In een recente uitspraak kwam de vraag aan de orde of een werkgever aansprakelijk kon worden gehouden voor het overlijden van een werknemer. Hij was in opdracht van de werkgever naar Haïti gereisd om daar tijdelijk werkzaamheden te verrichten. In afwachting van zijn terugvlucht werd hij gebeten door een hond van de familie op de compound waar hij verbleef. Ruim twee maanden later is de werknemer aan de gevolgen van rabiës (hondsdolheid) overleden.
De Hoge Raad oordeelde een aantal jaren geleden dat een werkgever aansprakelijk kon worden gehouden voor het letsel dat een werknemer tijdens een personeelsuitje had opgelopen door een val met rolschaatsen. Daarnaast oordeelde de Hoge Raad in 2005 dat een werkgever aansprakelijk was voor de letselschade die een piloot had geleden door een ongeval met een taxi toen hij tijdens de wachttijd tussen twee vluchten op weg was naar een restaurant. Een werkgever kan onder omstandigheden dus aansprakelijk zijn voor schade die een werknemer buiten de uitoefening van zijn werkzaamheden heeft opgelopen. Maar hoe oordeelt de kantonrechter in bovengenoemde zaak?

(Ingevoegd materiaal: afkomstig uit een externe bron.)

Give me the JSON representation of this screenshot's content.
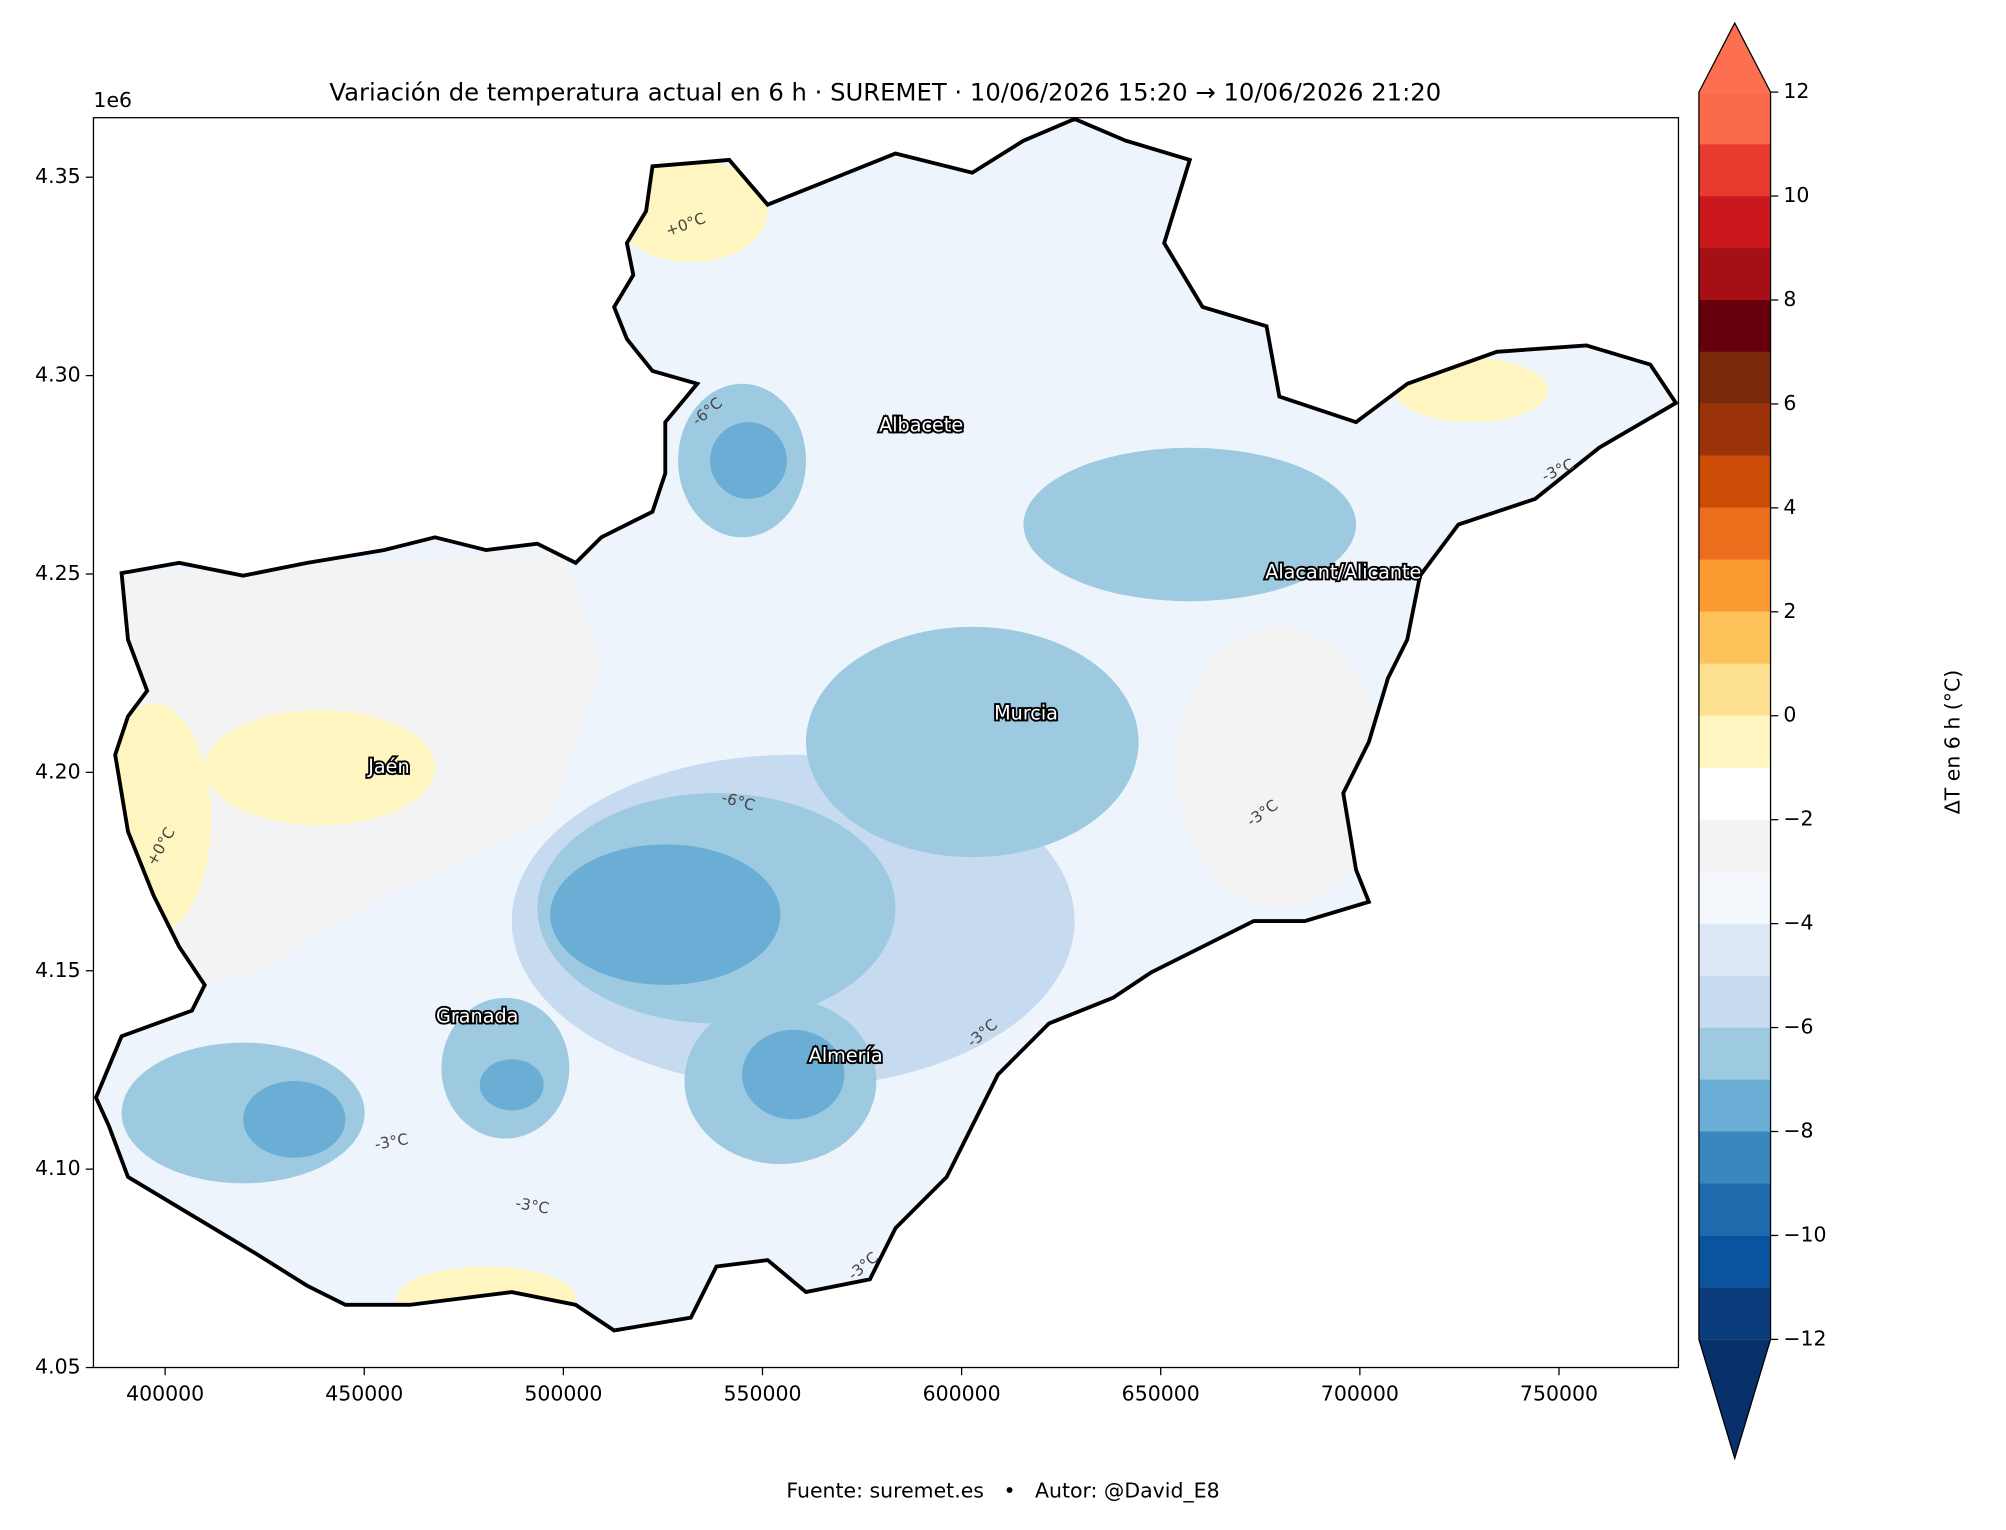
{
  "chart_data": {
    "type": "contour",
    "title": "Variación de temperatura actual en 6 h · SUREMET · 10/06/2026 15:20 → 10/06/2026 21:20",
    "offset_label": "1e6",
    "xlim": [
      382000,
      780000
    ],
    "ylim": [
      4.05,
      4.365
    ],
    "xticks": [
      400000,
      450000,
      500000,
      550000,
      600000,
      650000,
      700000,
      750000
    ],
    "yticks": [
      {
        "value": 4.05,
        "label": "4.05"
      },
      {
        "value": 4.1,
        "label": "4.10"
      },
      {
        "value": 4.15,
        "label": "4.15"
      },
      {
        "value": 4.2,
        "label": "4.20"
      },
      {
        "value": 4.25,
        "label": "4.25"
      },
      {
        "value": 4.3,
        "label": "4.30"
      },
      {
        "value": 4.35,
        "label": "4.35"
      }
    ],
    "colorbar": {
      "label": "ΔT en 6 h (°C)",
      "levels": [
        -12,
        -11,
        -10,
        -9,
        -8,
        -7,
        -6,
        -5,
        -4,
        -3,
        -2,
        -1,
        0,
        1,
        2,
        3,
        4,
        5,
        6,
        7,
        8,
        9,
        10,
        11,
        12
      ],
      "colors": [
        "#0a3b7a",
        "#0a539e",
        "#1f6aad",
        "#3a87c0",
        "#6aaed6",
        "#9ecae1",
        "#c6dbef",
        "#dce8f5",
        "#f4f8fd",
        "#f3f3f3",
        "#ffffff",
        "#fff5c0",
        "#fde08f",
        "#fdc25a",
        "#fc9a32",
        "#ec6e1c",
        "#cc4c05",
        "#9c3208",
        "#7a2a0a",
        "#67000d",
        "#a50f15",
        "#cb181d",
        "#e83a2d",
        "#fb6a4a"
      ],
      "under_color": "#08306b",
      "over_color": "#fc7050",
      "ticks": [
        {
          "value": -12,
          "label": "−12"
        },
        {
          "value": -10,
          "label": "−10"
        },
        {
          "value": -8,
          "label": "−8"
        },
        {
          "value": -6,
          "label": "−6"
        },
        {
          "value": -4,
          "label": "−4"
        },
        {
          "value": -2,
          "label": "−2"
        },
        0,
        2,
        4,
        6,
        8,
        10,
        12
      ]
    },
    "places": [
      "Albacete",
      "Alacant/Alicante",
      "Murcia",
      "Jaén",
      "Granada",
      "Almería"
    ],
    "contour_labels": [
      "+0°C",
      "-6°C",
      "-3°C",
      "+0°C",
      "-3°C",
      "-6°C",
      "-3°C",
      "-3°C",
      "-3°C",
      "-3°C"
    ],
    "footer": "Fuente: suremet.es   •   Autor: @David_E8"
  }
}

Vaststaat dat het ongeval niet is gebeurd tijdens de uitoefening van de werkzaamheden, waardoor werkgeversaansprakelijkheid op grond van artikel 7:658 BW niet aan de orde is. Nu de werknemer echter opgedragen had gekregen zijn werkzaamheden op de compound te verrichten en aldaar ook te verblijven, heeft het verblijf op de compound volgens de rechter wel een zodanige nauwe samenhang met de werkzaamheden dat de werkgever gedurende het verblijf op de compound op grond van goed werkgeverschap (artikel 7:611 BW) zorg had moeten dragen voor de veiligheid van de werknemer. Dit heeft de werkgever niet gedaan. Er liep immers een niet tegen rabiës ingeënte hond rond die - omdat de compound niet volledig omheind was - gebeten kon worden door een ander (wild) dier, daardoor besmet kon raken met het rabiësvirus, terwijl hij gewoon benaderbaar bleef voor de werknemer. De werknemer was bovendien niet gewaarschuwd voor het feit dat de hond een paar dagen daarvoor gebeten was door een ander dier. Daarbij is tevens in aanmerking genomen dat vaststaat dat de werknemer zich niet preventief tegen rabiës had ingeënt, maar dat dit ook niet verplicht was. Hoe uitzonderlijk en niet voorzien de bovenstaande situatie ook is geweest, de werknemer is op dat moment op de compound blootgesteld aan een onaanvaardbaar groot besmettingsgevaar. De rechtbank oordeelde dat de werkgever onder deze omstandigheden aansprakelijk was voor de uit de beet van de hond voortgekomen (overlijdens)schade.
Voor werkgevers is het dus goed om in het achterhoofd te houden dat de zorgplicht van een werkgever om te zorgen voor een veilige omgeving voor zijn werknemers erg ver kan gaan. Hoe uitzonderlijk en niet voorzien de situatie ook is, onder bepaalde omstandigheden kan dit tot aansprakelijkheid voor de werkgever leiden.